Sales prices “continue to weaken” at most communities, which Core Savills estimates at 8 per cent on average in the last 12 months.
“Prices in various communities such as Al Bandar, Al Zeina and Saadiyat appeared to have improved slightly due to numerous handovers of quality off-plan projects such as Al Hadeel and Mamsha al Saadiyat. These handovers achieved steady absorption levels although older units continued to see sales prices soften.”
On the rental side, take-up rates are showing “steady” gains … but this can be deceptive, says David Godchaux, CEO of Core Savills.
“Upon closer scrutiny, this is just a displacement of a portion of the tenant pool from outer areas to central locations,” he added.
“Developments which were previously inaccessible to tenants, either due to limited product offerings or because of higher entry points, are now becoming accessible to a wider occupier base. With the tenant pool almost staying the same (in some cases shrinking, such as in the high-income segment), landlords who were not fast to react to the changing market scenario are witnessing higher vacancy levels.
“In other words, the higher take-up in new and centrally located stock is not largely due to new tenant demand but the result of slower performing districts and uncompromising landlords.”
The ‘islands’ continue to catch the attention of investors
* Aldar’s recent launch of Reflection with prices from Dh580,000 reaffirms Reem Island’s status as an “investor-driven market due to its lower entry prices and relatively higher returns on the back of steady tenant demand”.

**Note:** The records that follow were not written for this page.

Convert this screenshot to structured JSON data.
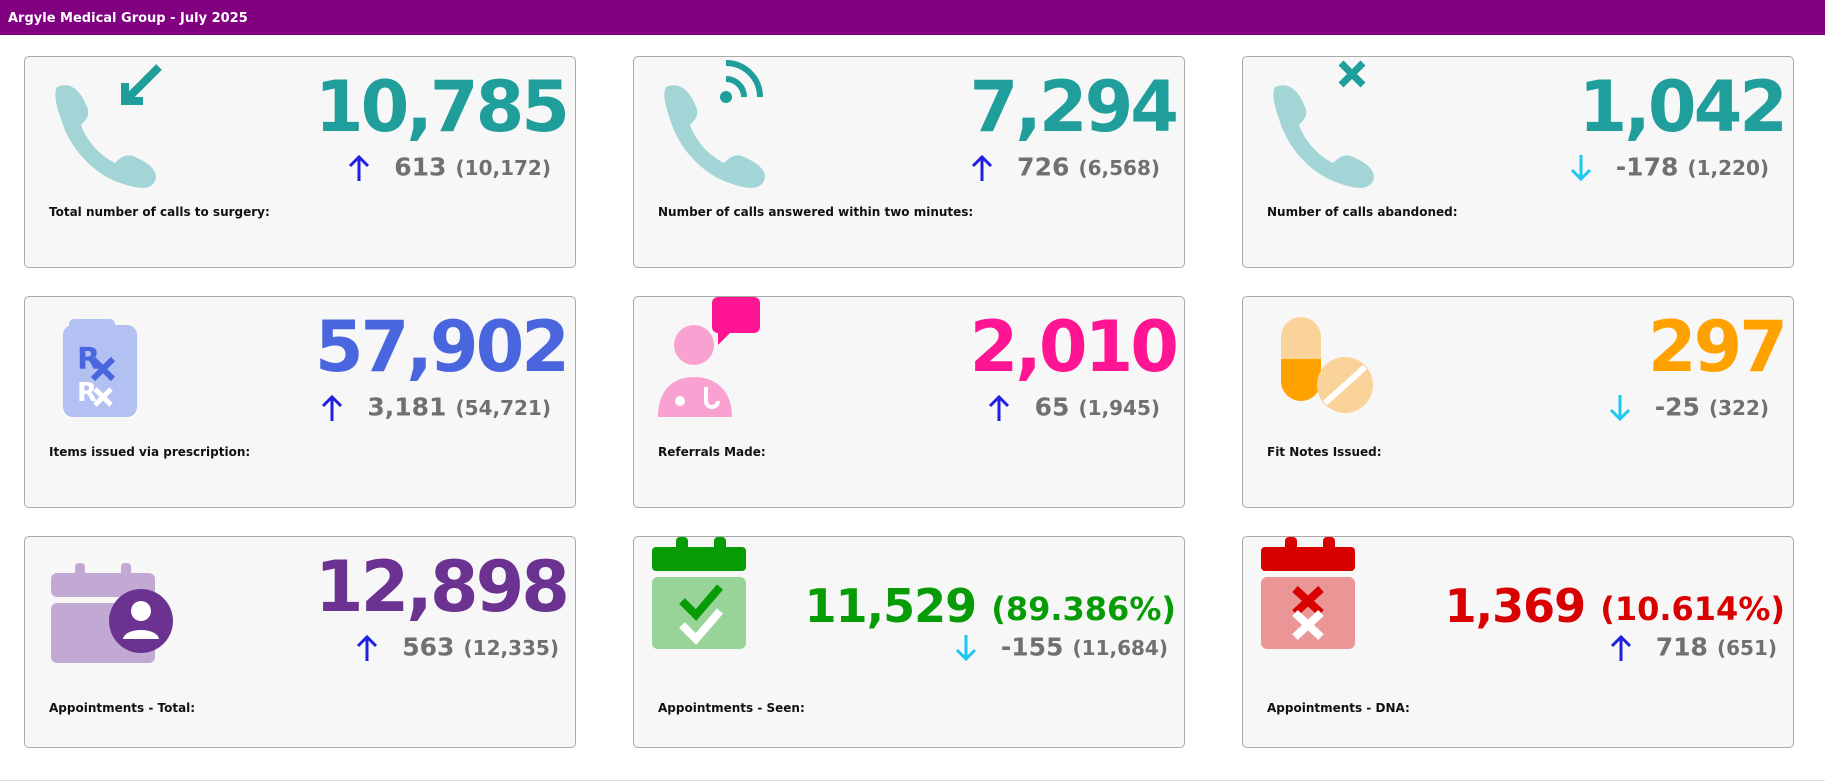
{
  "header": {
    "title": "Argyle Medical Group - July 2025"
  },
  "colors": {
    "header_bg": "#80007f",
    "teal": "#1f9e9b",
    "teal_light": "#a3d5d6",
    "blue": "#4a66de",
    "pink": "#ff1493",
    "orange": "#ffa200",
    "purple": "#6b3291",
    "green": "#079b06",
    "red": "#d90000",
    "arrow_up": "#1f1fe0",
    "arrow_down": "#1cc7f0",
    "muted": "#707070"
  },
  "cards": [
    {
      "label": "Total number of calls to surgery:",
      "value": "10,785",
      "change": "613",
      "previous": "(10,172)",
      "trend": "up",
      "icon": "incoming-call-icon",
      "color": "#1f9e9b"
    },
    {
      "label": "Number of calls answered within two minutes:",
      "value": "7,294",
      "change": "726",
      "previous": "(6,568)",
      "trend": "up",
      "icon": "phone-signal-icon",
      "color": "#1f9e9b"
    },
    {
      "label": "Number of calls abandoned:",
      "value": "1,042",
      "change": "-178",
      "previous": "(1,220)",
      "trend": "down",
      "icon": "missed-call-icon",
      "color": "#1f9e9b"
    },
    {
      "label": "Items issued via prescription:",
      "value": "57,902",
      "change": "3,181",
      "previous": "(54,721)",
      "trend": "up",
      "icon": "prescription-icon",
      "color": "#4a66de"
    },
    {
      "label": "Referrals Made:",
      "value": "2,010",
      "change": "65",
      "previous": "(1,945)",
      "trend": "up",
      "icon": "doctor-chat-icon",
      "color": "#ff1493"
    },
    {
      "label": "Fit Notes Issued:",
      "value": "297",
      "change": "-25",
      "previous": "(322)",
      "trend": "down",
      "icon": "pills-icon",
      "color": "#ffa200"
    },
    {
      "label": "Appointments - Total:",
      "value": "12,898",
      "percent": "",
      "change": "563",
      "previous": "(12,335)",
      "trend": "up",
      "icon": "calendar-user-icon",
      "color": "#6b3291"
    },
    {
      "label": "Appointments - Seen:",
      "value": "11,529",
      "percent": "(89.386%)",
      "change": "-155",
      "previous": "(11,684)",
      "trend": "down",
      "icon": "calendar-check-icon",
      "color": "#079b06"
    },
    {
      "label": "Appointments - DNA:",
      "value": "1,369",
      "percent": "(10.614%)",
      "change": "718",
      "previous": "(651)",
      "trend": "up",
      "icon": "calendar-cross-icon",
      "color": "#d90000"
    }
  ]
}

* Yas Island due to its lifestyle, leisure and retail offerings is attracting both investors and end users from a mix of GCC and the wider region.
“On the downside, mid to long term capital and rental appreciation is expected to remain under pressure due to this rising level of stock” the Core savills report states.
* Among end users, there is a preference for prime gated villa communities such as Saadiyat Islands, the report notes.
“Given the recent history of this location as a prime residential investment zone, it is gradually creating a momentum as more HNW (high net worth) end users and investors look towards this area for long term capital preservation and lifestyle amenities.”